Il cinema era la vera arte di Lewis che, ancora con Dean Martin, nel 1953, diede vita a una simpatica inversione di ruoli in Occhio alla palla (The Caddy). Lewis interpreta un bravo giocatore di golf che soffre di attacchi di panico in pubblico. Per questo incarica Joe, fratello della sua fidanzata, di giocare al posto suo promettendogli di stargli vicino come caddy. Tutto fila liscio finché Joe dovrà vincere una partita per ricevere una somma di denaro ma non ci riuscirà per colpa della famiglia che entra in campo creando disordini. Il finale è quasi la celebrazione del loro sodalizio artistico. I due, fuggiti dal campo di golf, diventano attori e mentre il personaggio di Lewis vince anche gli attacchi di panico per salire sul palcoscenico, Dean Martin intona per la prima volta un successo planetario dal sapore molto italiano: That’s Amore! “L’amore” professionale tra i due attori, per questioni di visibilità, finirà nell’estate del 1956 dopo sedici film.

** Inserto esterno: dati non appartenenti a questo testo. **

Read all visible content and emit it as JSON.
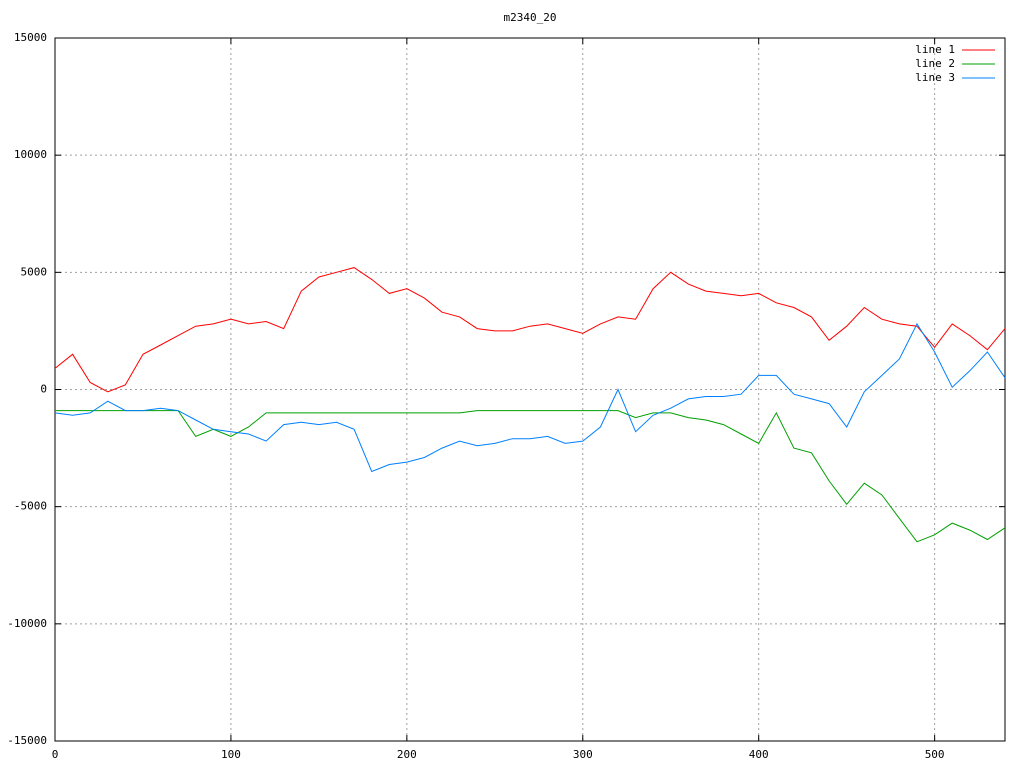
{
  "chart_data": {
    "type": "line",
    "title": "m2340_20",
    "x": [
      0,
      10,
      20,
      30,
      40,
      50,
      60,
      70,
      80,
      90,
      100,
      110,
      120,
      130,
      140,
      150,
      160,
      170,
      180,
      190,
      200,
      210,
      220,
      230,
      240,
      250,
      260,
      270,
      280,
      290,
      300,
      310,
      320,
      330,
      340,
      350,
      360,
      370,
      380,
      390,
      400,
      410,
      420,
      430,
      440,
      450,
      460,
      470,
      480,
      490,
      500,
      510,
      520,
      530,
      540
    ],
    "series": [
      {
        "name": "line 1",
        "color": "#ff0000",
        "values": [
          900,
          1500,
          300,
          -100,
          200,
          1500,
          1900,
          2300,
          2700,
          2800,
          3000,
          2800,
          2900,
          2600,
          4200,
          4800,
          5000,
          5200,
          4700,
          4100,
          4300,
          3900,
          3300,
          3100,
          2600,
          2500,
          2500,
          2700,
          2800,
          2600,
          2400,
          2800,
          3100,
          3000,
          4300,
          5000,
          4500,
          4200,
          4100,
          4000,
          4100,
          3700,
          3500,
          3100,
          2100,
          2700,
          3500,
          3000,
          2800,
          2700,
          1800,
          2800,
          2300,
          1700,
          2600
        ]
      },
      {
        "name": "line 2",
        "color": "#00a000",
        "values": [
          -900,
          -900,
          -900,
          -900,
          -900,
          -900,
          -900,
          -900,
          -2000,
          -1700,
          -2000,
          -1600,
          -1000,
          -1000,
          -1000,
          -1000,
          -1000,
          -1000,
          -1000,
          -1000,
          -1000,
          -1000,
          -1000,
          -1000,
          -900,
          -900,
          -900,
          -900,
          -900,
          -900,
          -900,
          -900,
          -900,
          -1200,
          -1000,
          -1000,
          -1200,
          -1300,
          -1500,
          -1900,
          -2300,
          -1000,
          -2500,
          -2700,
          -3900,
          -4900,
          -4000,
          -4500,
          -5500,
          -6500,
          -6200,
          -5700,
          -6000,
          -6400,
          -5900
        ]
      },
      {
        "name": "line 3",
        "color": "#0080ff",
        "values": [
          -1000,
          -1100,
          -1000,
          -500,
          -900,
          -900,
          -800,
          -900,
          -1300,
          -1700,
          -1800,
          -1900,
          -2200,
          -1500,
          -1400,
          -1500,
          -1400,
          -1700,
          -3500,
          -3200,
          -3100,
          -2900,
          -2500,
          -2200,
          -2400,
          -2300,
          -2100,
          -2100,
          -2000,
          -2300,
          -2200,
          -1600,
          0,
          -1800,
          -1100,
          -800,
          -400,
          -300,
          -300,
          -200,
          600,
          600,
          -200,
          -400,
          -600,
          -1600,
          -100,
          600,
          1300,
          2800,
          1600,
          100,
          800,
          1600,
          500
        ]
      }
    ],
    "xlim": [
      0,
      540
    ],
    "xticks": [
      0,
      100,
      200,
      300,
      400,
      500
    ],
    "ylim": [
      -15000,
      15000
    ],
    "yticks": [
      -15000,
      -10000,
      -5000,
      0,
      5000,
      10000,
      15000
    ],
    "grid": true,
    "legend": "top-right"
  }
}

“Ci deve volere molta pazienza per spingere fin lassù quegli affari” con questa frase, spazientisce il body builder che solleva un bilanciere molto carico in palestra. La scena compare in Le folli notti del dottor Jerryll (The Nutty professor) del 1963 ed è una sintesi dei tempi comici che Lewis prediligeva: l’approccio, la battuta e la situazione inverosimile con le braccia che cadono fino a terra per il peso.

Il concentrato comico-sportivo sul neo 90enne attore, ci ha fatto attraversare quasi settant’anni di storia americana, perché non si diventa il surreale Jerry Lewis senza aderire a un contesto reale, quello di un’America che usciva dalla seconda guerra mondiale, che non smise di esportare guerra, ma che iniziava concretamente a vivere il suo sogno economico. Le risate che regalava erano evasione e leggerezza allo stato puro per gli americani. Risero un po’ meno gli australiani che, nel 2008, ascoltarono in tv una battutaccia sul cricket, definito “uno sport per froci” dall’allora ultraottantenne Lewis, non nuovo ad attacchi omofobi o razzisti. Eh no, questa non faceva ridere affatto, caro Picchiatello. Auguri!